Even so, it's places like Ventura Harbor Village that saved me from feeling insane from where I exist. It's true that in order to do anything interesting in the Santa Clarita Valley, you have to leave. Thank goodness for those options.

Real Reinvention

(I was going to write about my mom's birthday last Friday, which became day 6 of a four-week pleasure cruise, but this comes first.)

On the cover of Fool Me Once: Hustlers, Hookers, Headliners, and How Not to Get Screwed in Vegas by Las Vegas Weekly staff writer Rick Lax, a man looks at a smiling woman standing on a corner of Fremont Street against a brightly-lit casino background, white lights almost blinding. Is the woman smiling at him because she's genuinely interested, or is she thinking of more sinister plans? Is he dazzled by her only or do the lights behind her and the atmosphere around them make him interested and he'll find out that he was only interested in her in that setting?

Las Vegas is full of fantasy of all kinds available to everyone. You can find your pleasure here. But as you either go to Vegas more and more, or you become a resident, the fantasy begins to peel back. You come to a point where you have to separate fantasy from reality. There is reality in Las Vegas, but it's more a matter of adjusting what's to your taste. For example, I love Carnival World Buffet at Rio. I always look around in happy shock, wondering if I died and it's my first day in Heaven. But I can't go there all the time. I'd be right back to what I weighed in 2010 and then about 215% more than that (Outrageous estimates are made up by a professional, so please remember to always estimate with caution).

For people who move to the Las Vegas area, such as yours truly soon enough, you can reinvent yourself. You can keep only what's important to you from past experiences, what will truly benefit you in your new life, and then dump the rest. No one knows who you have been. You're free of what you once were, of insecurities you might have had, of what has bothered you, which, for me, is the Santa Clarita Valley.

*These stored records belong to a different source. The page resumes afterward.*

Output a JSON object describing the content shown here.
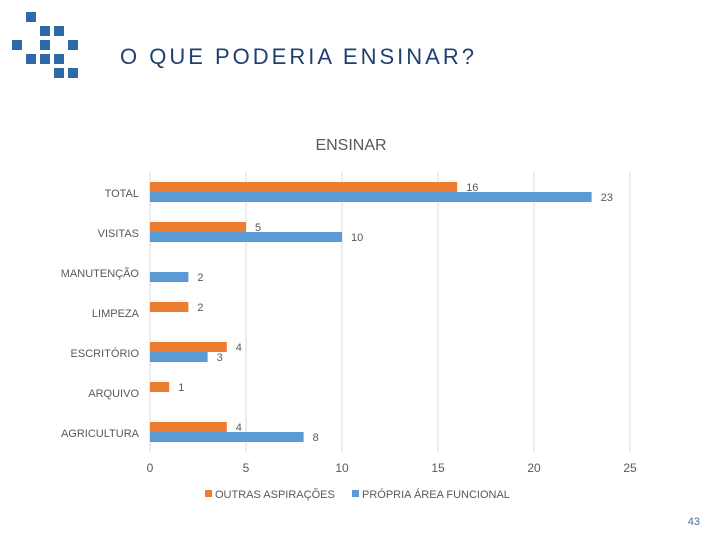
{
  "slide": {
    "title": "O QUE PODERIA ENSINAR?",
    "page_number": "43"
  },
  "colors": {
    "logo": "#2d6aa7",
    "title": "#1f3f73",
    "series_orange": "#ed7d31",
    "series_blue": "#5b9bd5",
    "grid": "#d9d9d9",
    "text": "#595959"
  },
  "chart_data": {
    "type": "bar",
    "orientation": "horizontal",
    "title": "ENSINAR",
    "categories": [
      "TOTAL",
      "VISITAS",
      "MANUTENÇÃO",
      "LIMPEZA",
      "ESCRITÓRIO",
      "ARQUIVO",
      "AGRICULTURA"
    ],
    "series": [
      {
        "name": "OUTRAS ASPIRAÇÕES",
        "color": "#ed7d31",
        "values": [
          16,
          5,
          null,
          2,
          4,
          1,
          4
        ]
      },
      {
        "name": "PRÓPRIA ÁREA FUNCIONAL",
        "color": "#5b9bd5",
        "values": [
          23,
          10,
          2,
          null,
          3,
          null,
          8
        ]
      }
    ],
    "xlim": [
      0,
      25
    ],
    "xticks": [
      0,
      5,
      10,
      15,
      20,
      25
    ],
    "grid": true,
    "legend": "bottom"
  }
}
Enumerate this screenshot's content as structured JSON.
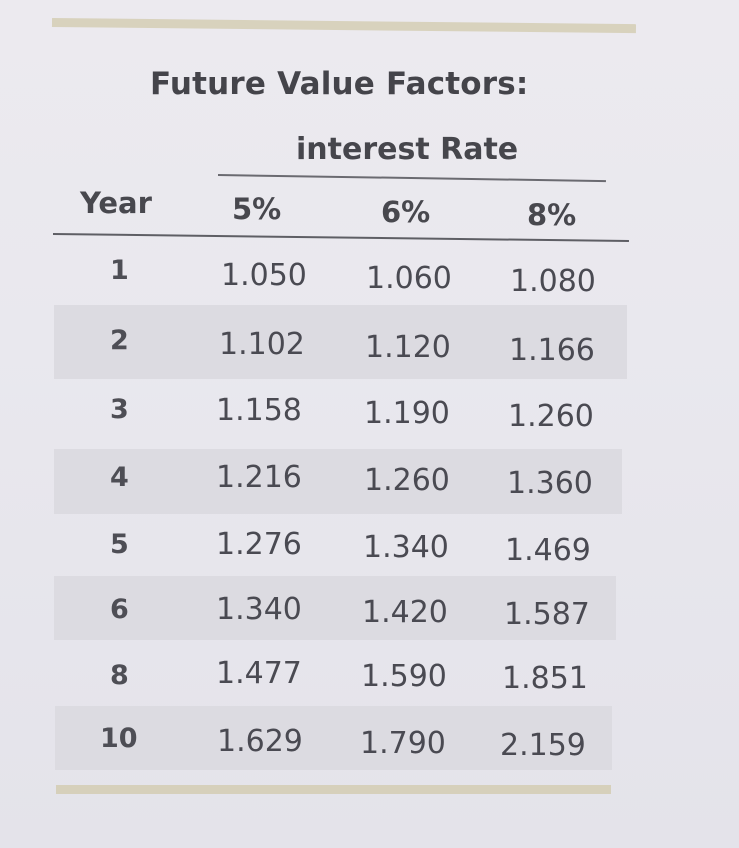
{
  "table": {
    "title": "Future Value Factors:",
    "group_header": "interest Rate",
    "columns": [
      "Year",
      "5%",
      "6%",
      "8%"
    ],
    "rows": [
      {
        "year": "1",
        "values": [
          "1.050",
          "1.060",
          "1.080"
        ]
      },
      {
        "year": "2",
        "values": [
          "1.102",
          "1.120",
          "1.166"
        ]
      },
      {
        "year": "3",
        "values": [
          "1.158",
          "1.190",
          "1.260"
        ]
      },
      {
        "year": "4",
        "values": [
          "1.216",
          "1.260",
          "1.360"
        ]
      },
      {
        "year": "5",
        "values": [
          "1.276",
          "1.340",
          "1.469"
        ]
      },
      {
        "year": "6",
        "values": [
          "1.340",
          "1.420",
          "1.587"
        ]
      },
      {
        "year": "8",
        "values": [
          "1.477",
          "1.590",
          "1.851"
        ]
      },
      {
        "year": "10",
        "values": [
          "1.629",
          "1.790",
          "2.159"
        ]
      }
    ]
  }
}
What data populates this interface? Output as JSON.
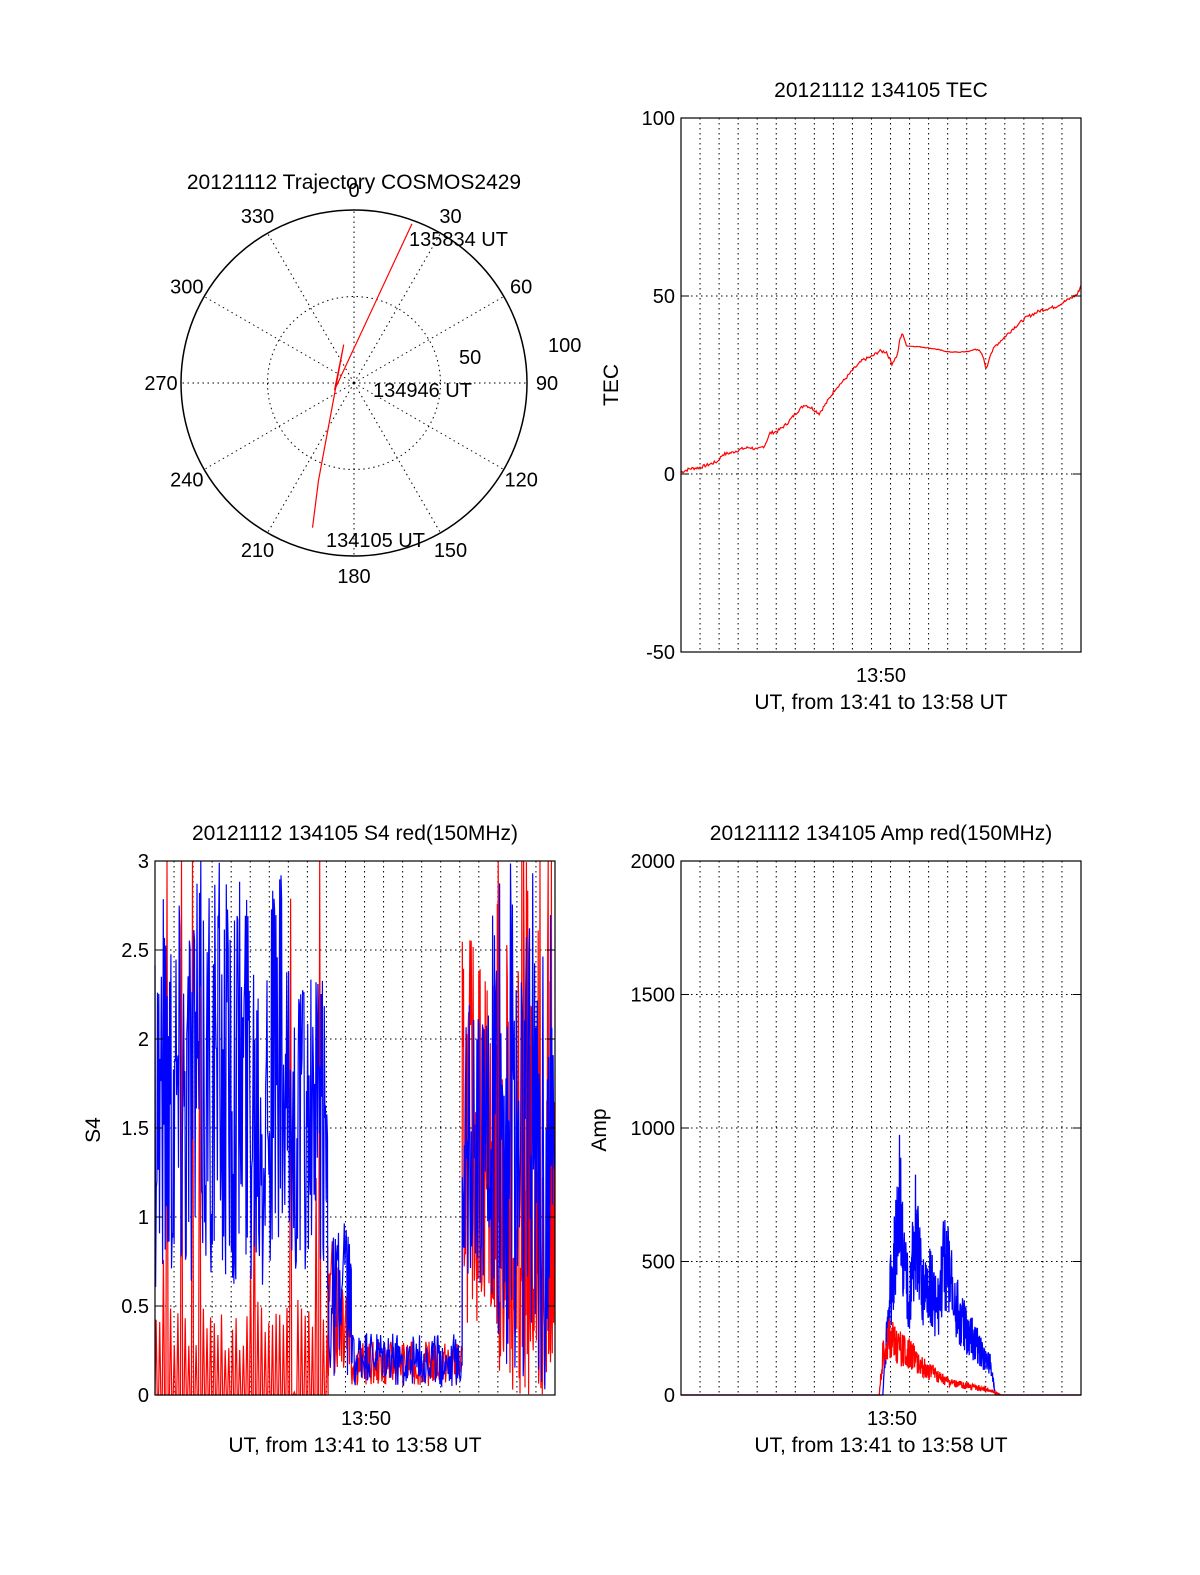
{
  "colors": {
    "red": "#ff0000",
    "blue": "#0000ff",
    "axis": "#000000",
    "background": "#ffffff"
  },
  "chart_data": [
    {
      "id": "polar",
      "type": "polar",
      "title": "20121112 Trajectory COSMOS2429",
      "angle_labels": [
        "0",
        "30",
        "60",
        "90",
        "120",
        "150",
        "180",
        "210",
        "240",
        "270",
        "300",
        "330"
      ],
      "radial_labels": [
        "50",
        "100"
      ],
      "trajectory_points": [
        [
          20,
          98
        ],
        [
          250,
          12
        ],
        [
          345,
          23
        ],
        [
          200,
          60
        ],
        [
          196,
          87
        ]
      ],
      "annotations": {
        "start": "134105 UT",
        "mid": "134946 UT",
        "end": "135834 UT"
      },
      "grid": true
    },
    {
      "id": "tec",
      "type": "line",
      "title": "20121112 134105 TEC",
      "xlabel": "UT, from 13:41 to 13:58 UT",
      "ylabel": "TEC",
      "x_tick_labels": [
        "13:50"
      ],
      "y_tick_labels": [
        "-50",
        "0",
        "50",
        "100"
      ],
      "ylim": [
        -50,
        100
      ],
      "grid": true,
      "series": [
        {
          "color": "#ff0000",
          "points": [
            [
              0,
              0.5
            ],
            [
              0.5,
              1.5
            ],
            [
              1,
              1.8
            ],
            [
              1.5,
              2.6
            ],
            [
              2,
              3.5
            ],
            [
              2.3,
              5.5
            ],
            [
              2.8,
              6
            ],
            [
              3.3,
              7
            ],
            [
              3.8,
              7.5
            ],
            [
              4.2,
              6.8
            ],
            [
              4.6,
              8
            ],
            [
              4.9,
              11.5
            ],
            [
              5.3,
              12
            ],
            [
              5.8,
              14
            ],
            [
              6.3,
              17
            ],
            [
              6.8,
              19.5
            ],
            [
              7.2,
              18.5
            ],
            [
              7.6,
              17
            ],
            [
              8,
              20
            ],
            [
              8.5,
              24
            ],
            [
              9,
              26.5
            ],
            [
              9.5,
              29.5
            ],
            [
              10,
              32
            ],
            [
              10.5,
              33
            ],
            [
              10.9,
              34.5
            ],
            [
              11.3,
              34.3
            ],
            [
              11.6,
              31
            ],
            [
              11.9,
              33.5
            ],
            [
              12.05,
              38
            ],
            [
              12.2,
              39.5
            ],
            [
              12.4,
              36
            ],
            [
              13.2,
              35.7
            ],
            [
              14,
              35.1
            ],
            [
              14.7,
              34.3
            ],
            [
              15.3,
              34.2
            ],
            [
              15.9,
              34.5
            ],
            [
              16.3,
              35.3
            ],
            [
              16.6,
              33
            ],
            [
              16.8,
              29.5
            ],
            [
              17,
              33.5
            ],
            [
              17.3,
              36
            ],
            [
              17.7,
              38
            ],
            [
              18.3,
              41
            ],
            [
              19,
              44
            ],
            [
              19.8,
              46
            ],
            [
              20.6,
              47
            ],
            [
              21.3,
              49
            ],
            [
              21.8,
              50.5
            ],
            [
              22,
              53
            ]
          ]
        }
      ]
    },
    {
      "id": "s4",
      "type": "line",
      "title": "20121112 134105 S4 red(150MHz)",
      "xlabel": "UT, from 13:41 to 13:58 UT",
      "ylabel": "S4",
      "x_tick_labels": [
        "13:50"
      ],
      "y_tick_labels": [
        "0",
        "0.5",
        "1",
        "1.5",
        "2",
        "2.5",
        "3"
      ],
      "ylim": [
        0,
        3
      ],
      "grid": true,
      "series": [
        {
          "color": "#0000ff",
          "regions": [
            [
              0,
              7,
              "high",
              0.6,
              3.0
            ],
            [
              7,
              9.5,
              "high",
              0.6,
              2.4
            ],
            [
              9.5,
              10.8,
              "mid",
              0.1,
              1.0
            ],
            [
              10.8,
              16.9,
              "low",
              0.05,
              0.35
            ],
            [
              16.9,
              18.5,
              "mid",
              0.6,
              2.2
            ],
            [
              18.5,
              22,
              "high",
              0.0,
              3.0
            ]
          ]
        },
        {
          "color": "#ff0000",
          "regions": [
            [
              0,
              9.5,
              "sparse",
              0,
              3
            ],
            [
              9.5,
              10.8,
              "mid",
              0.1,
              0.9
            ],
            [
              10.8,
              16.9,
              "low",
              0.05,
              0.3
            ],
            [
              16.9,
              18.5,
              "mid",
              0.4,
              2.6
            ],
            [
              18.5,
              22,
              "dense",
              0,
              3
            ]
          ]
        }
      ]
    },
    {
      "id": "amp",
      "type": "line",
      "title": "20121112 134105 Amp red(150MHz)",
      "xlabel": "UT, from 13:41 to 13:58 UT",
      "ylabel": "Amp",
      "x_tick_labels": [
        "13:50"
      ],
      "y_tick_labels": [
        "0",
        "500",
        "1000",
        "1500",
        "2000"
      ],
      "ylim": [
        0,
        2000
      ],
      "grid": true,
      "series": [
        {
          "color": "#0000ff",
          "points": [
            [
              0,
              0
            ],
            [
              11.1,
              0
            ],
            [
              11.3,
              300
            ],
            [
              11.7,
              700
            ],
            [
              12.0,
              1040
            ],
            [
              12.3,
              600
            ],
            [
              12.6,
              500
            ],
            [
              12.9,
              840
            ],
            [
              13.3,
              500
            ],
            [
              13.7,
              600
            ],
            [
              14.1,
              420
            ],
            [
              14.5,
              700
            ],
            [
              14.9,
              560
            ],
            [
              15.3,
              400
            ],
            [
              15.8,
              320
            ],
            [
              16.4,
              240
            ],
            [
              17.0,
              160
            ],
            [
              17.3,
              0
            ],
            [
              22,
              0
            ]
          ]
        },
        {
          "color": "#ff0000",
          "points": [
            [
              0,
              0
            ],
            [
              10.9,
              0
            ],
            [
              11.1,
              200
            ],
            [
              11.5,
              300
            ],
            [
              11.9,
              250
            ],
            [
              12.3,
              230
            ],
            [
              12.8,
              200
            ],
            [
              13.3,
              140
            ],
            [
              13.8,
              120
            ],
            [
              14.3,
              80
            ],
            [
              14.9,
              60
            ],
            [
              15.5,
              50
            ],
            [
              16.2,
              40
            ],
            [
              16.8,
              30
            ],
            [
              17.2,
              15
            ],
            [
              17.5,
              5
            ],
            [
              17.6,
              0
            ],
            [
              22,
              0
            ]
          ]
        }
      ]
    }
  ]
}
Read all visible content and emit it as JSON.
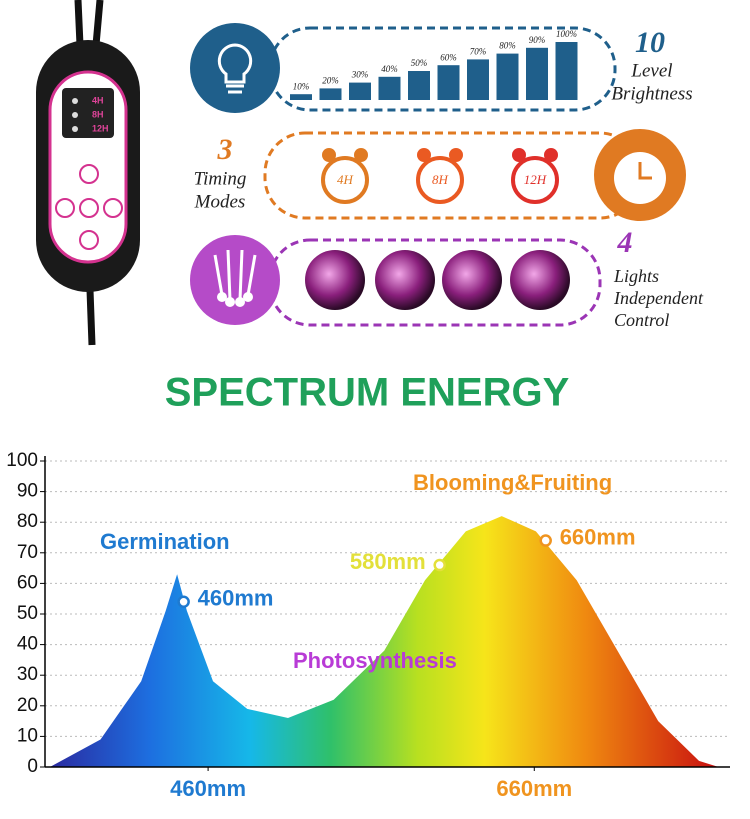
{
  "remote": {
    "timers": [
      "4H",
      "8H",
      "12H"
    ]
  },
  "brightness": {
    "number": "10",
    "lines": [
      "Level",
      "Brightness"
    ],
    "values": [
      10,
      20,
      30,
      40,
      50,
      60,
      70,
      80,
      90,
      100
    ],
    "value_labels": [
      "10%",
      "20%",
      "30%",
      "40%",
      "50%",
      "60%",
      "70%",
      "80%",
      "90%",
      "100%"
    ],
    "color": "#1f5f8b"
  },
  "timing": {
    "number": "3",
    "lines": [
      "Timing",
      "Modes"
    ],
    "clocks": [
      "4H",
      "8H",
      "12H"
    ]
  },
  "lights": {
    "number": "4",
    "lines": [
      "Lights",
      "Independent",
      "Control"
    ]
  },
  "chart_data": {
    "type": "area",
    "title": "SPECTRUM ENERGY",
    "x": [
      363,
      394,
      419,
      434,
      441,
      447,
      463,
      484,
      509,
      537,
      568,
      593,
      618,
      640,
      661,
      686,
      711,
      736,
      761,
      773
    ],
    "values": [
      0,
      9,
      28,
      51,
      63,
      51,
      28,
      19,
      16,
      22,
      38,
      61,
      77,
      82,
      77,
      61,
      38,
      15,
      2,
      0
    ],
    "xlim": [
      360,
      780
    ],
    "xticks": [
      {
        "value": 460,
        "label": "460mm"
      },
      {
        "value": 660,
        "label": "660mm"
      }
    ],
    "ylim": [
      0,
      100
    ],
    "yticks": [
      0,
      10,
      20,
      30,
      40,
      50,
      60,
      70,
      80,
      90,
      100
    ],
    "grid": true,
    "regions": [
      {
        "text": "Germination",
        "color": "#1f7ad0"
      },
      {
        "text": "Photosynthesis",
        "color": "#b83bd6"
      },
      {
        "text": "Blooming&Fruiting",
        "color": "#f0941f"
      }
    ],
    "markers": [
      {
        "text": "460mm",
        "x": 445,
        "y": 54,
        "color": "#1f7ad0"
      },
      {
        "text": "580mm",
        "x": 602,
        "y": 66,
        "color": "#e3e03a"
      },
      {
        "text": "660mm",
        "x": 667,
        "y": 74,
        "color": "#f0941f"
      }
    ]
  }
}
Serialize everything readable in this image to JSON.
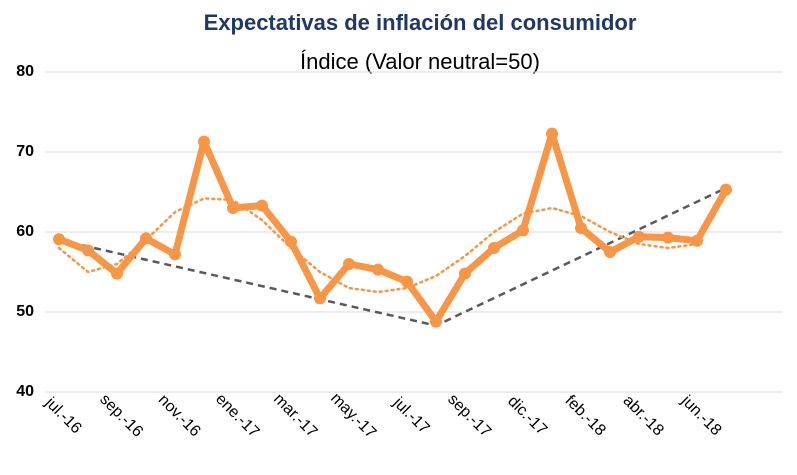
{
  "chart_data": {
    "type": "line",
    "title": "Expectativas de inflación del consumidor",
    "subtitle": "Índice (Valor neutral=50)",
    "categories": [
      "jul.-16",
      null,
      "sep.-16",
      null,
      "nov.-16",
      null,
      "ene.-17",
      null,
      "mar.-17",
      null,
      "may.-17",
      null,
      "jul.-17",
      null,
      "sep.-17",
      null,
      "dic.-17",
      null,
      "feb.-18",
      null,
      "abr.-18",
      null,
      "jun.-18",
      null
    ],
    "series": [
      {
        "color": "#f79646",
        "style": "solid",
        "markers": true,
        "values": [
          59.1,
          57.7,
          54.8,
          59.2,
          57.2,
          71.3,
          63.0,
          63.3,
          58.8,
          51.7,
          56.0,
          55.3,
          53.8,
          48.8,
          54.8,
          58.0,
          60.2,
          72.3,
          60.5,
          57.5,
          59.4,
          59.3,
          58.9,
          65.3
        ]
      },
      {
        "color": "#f79646",
        "style": "dotted",
        "markers": false,
        "values": [
          58,
          55,
          56,
          59,
          62.5,
          64.2,
          64,
          61.5,
          58,
          55,
          53,
          52.5,
          53,
          54.5,
          57,
          60,
          62.3,
          63,
          62,
          60,
          58.5,
          58,
          58.5,
          null
        ]
      }
    ],
    "trend": {
      "color": "#595959",
      "style": "dashed",
      "x": [
        0,
        13,
        23
      ],
      "values": [
        59,
        48.3,
        65.5
      ]
    },
    "ylim": [
      40,
      80
    ],
    "yticks": [
      40,
      50,
      60,
      70,
      80
    ],
    "grid": true
  }
}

For the past few months, as Dad has applied for many jobs in Las Vegas, I've enthusiastically told Meridith over and over that you can reinvent yourself in Vegas. We have so many chances to do what we want. But I didn't listen to myself. I thought being a middle school campus supervisor while reading and writing on the side would be enough.

Dad had a very successful phone interview on Friday for a job that has three positions available, and he was only one of three people interviewed. There's a very good chance that this job, which he'd really like to do, could be our supersonic ticket out of here.

This job combines Dad's decades of experience in teaching and working for Southern Bell/BellSouth. He'll be doing exactly what he wants, and he'll be a lot happier. What about me? A campus supervisor? Is reading and writing after work and on weekends and teacher workdays and holidays enough? No.

If Dad can find the job that completely suits him, so can I. I don't want my reading and writing to be shunted to the side. I want it to be the center of my life every day. I'm not going to get that by being a campus supervisor. It's still an option, as I'm keeping all my options open, but it's not my main hope anymore.

I've decided that I want to be a copywriter or a content developer, and I started by applying to be a content developer for The company matches my love for Las Vegas and their offices are close to our new apartment in Henderson. I read the requirements, and I fit all of them. I have the experience, the computer knowledge, and I know I can do everything they want. They can ask for copy in any style they want and I will work promptly and diligently to match it. Most of all, I want to explore every inch of Las Vegas once I'm a resident and this is one of the best ways to do it.

This is the year to challenge myself and go for what I really want to do, not what I think I should do so I have a chance to do what I want to do. This will keep my writing the center of my life, and make it stronger because of it.

I wrote movie reviews for 11 years, I worked in two newsrooms, and I know Internet media. I'm a little nervous, but I'm ready. Let's do this.